Colossal Order CEO champions the impact modders can have on a game's success

Hallikainen on paid mods: ‘It’s good to give people choice’

Mariina Hallikainen, CEO of Cities: Skylines dev Colossal Order, believes the industry needs to not only embrace mods but also find a way to enable modders to charge for their content.

Speaking to Develop at last month’s Unite Europe, the studio boss said user-created content has been instrumental in the success of Cities: Skylines.

"For us, it’s important and inspiring to see people creating their own thing with our game, and I think that’s something that can bring more people to your game," she told Develop. "If you think about visibility, people sharing their creations and talking about the game is extremely valuable. A lot of the press around Cities: Skylines has been about the mods."

Hallikainen explained that of the team’s two programmers, one spent a full year working on the modding tools – more than half the game’s year-and-a-half development time.

"If we didn’t have the modding tools, we could have made a much bigger, more polished game," she says. "But we made the decision to actually have the modding tools done at the same time so that at launch people could start creating their own thing.

"We can now focus on those big features, while the modders can do a lot of cool stuff that we have never thought of, like an in-game flight simulator for the planes. Somebody even imported helicopters into the game, and now there’s a simulator for those too."

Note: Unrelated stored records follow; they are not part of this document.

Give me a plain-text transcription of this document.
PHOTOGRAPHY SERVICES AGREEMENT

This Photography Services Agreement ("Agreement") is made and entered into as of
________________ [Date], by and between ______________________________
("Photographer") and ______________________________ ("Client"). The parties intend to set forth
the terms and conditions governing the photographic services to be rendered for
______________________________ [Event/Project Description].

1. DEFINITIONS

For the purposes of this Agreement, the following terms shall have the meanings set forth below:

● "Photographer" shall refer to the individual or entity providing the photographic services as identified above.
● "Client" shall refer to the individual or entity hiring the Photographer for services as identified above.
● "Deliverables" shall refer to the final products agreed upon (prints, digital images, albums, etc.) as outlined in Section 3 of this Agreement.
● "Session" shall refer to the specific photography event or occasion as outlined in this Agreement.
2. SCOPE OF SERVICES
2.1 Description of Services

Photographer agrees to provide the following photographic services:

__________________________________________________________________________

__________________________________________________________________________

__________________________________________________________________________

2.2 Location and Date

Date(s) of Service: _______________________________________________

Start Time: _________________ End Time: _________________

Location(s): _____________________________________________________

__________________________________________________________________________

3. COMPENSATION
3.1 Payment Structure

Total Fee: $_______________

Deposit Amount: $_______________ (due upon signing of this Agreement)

Naturally, the Colossal Order CEO kept a close eye on Valve’s recent attempt to introduce paid mods to steam with popular games like Skyrim – an initiative that was met with a lot of criticism and eventually pulled after a matter of days.

But Hallikainen says the industry mustn’t give up on the idea of paid mods.

"My personal opinion is that it’s good to give choice to people," she says. "Paid mods is something I’m looking forward to seeing in future. But what we absolutely have to do is make sure modders can’t steal each other’s content. There needs to be a way to establish ownership of that content so that it’s not easy to break copyrights.

"We also have to implement modding tools in a way that ensures mods don’t break with developer updates. So if we update the game, we risk breaking certain mods that go beyond our modding API. We have no idea what code they’ve been touching, if we touch the same code the worst case scenario is that people with that mod can’t launch the game. If you have paid for that mod, it shouldn’t break. 

"When we have figured these things out, I think it’s very cool that we’ll give people the ability to get financial gain for making mods."

Colossal Order is hoping to have a roadmap established later this year, publicly revealing the studio’s plans for the modding tools so that the community can plan ahead in terms of what they want to build.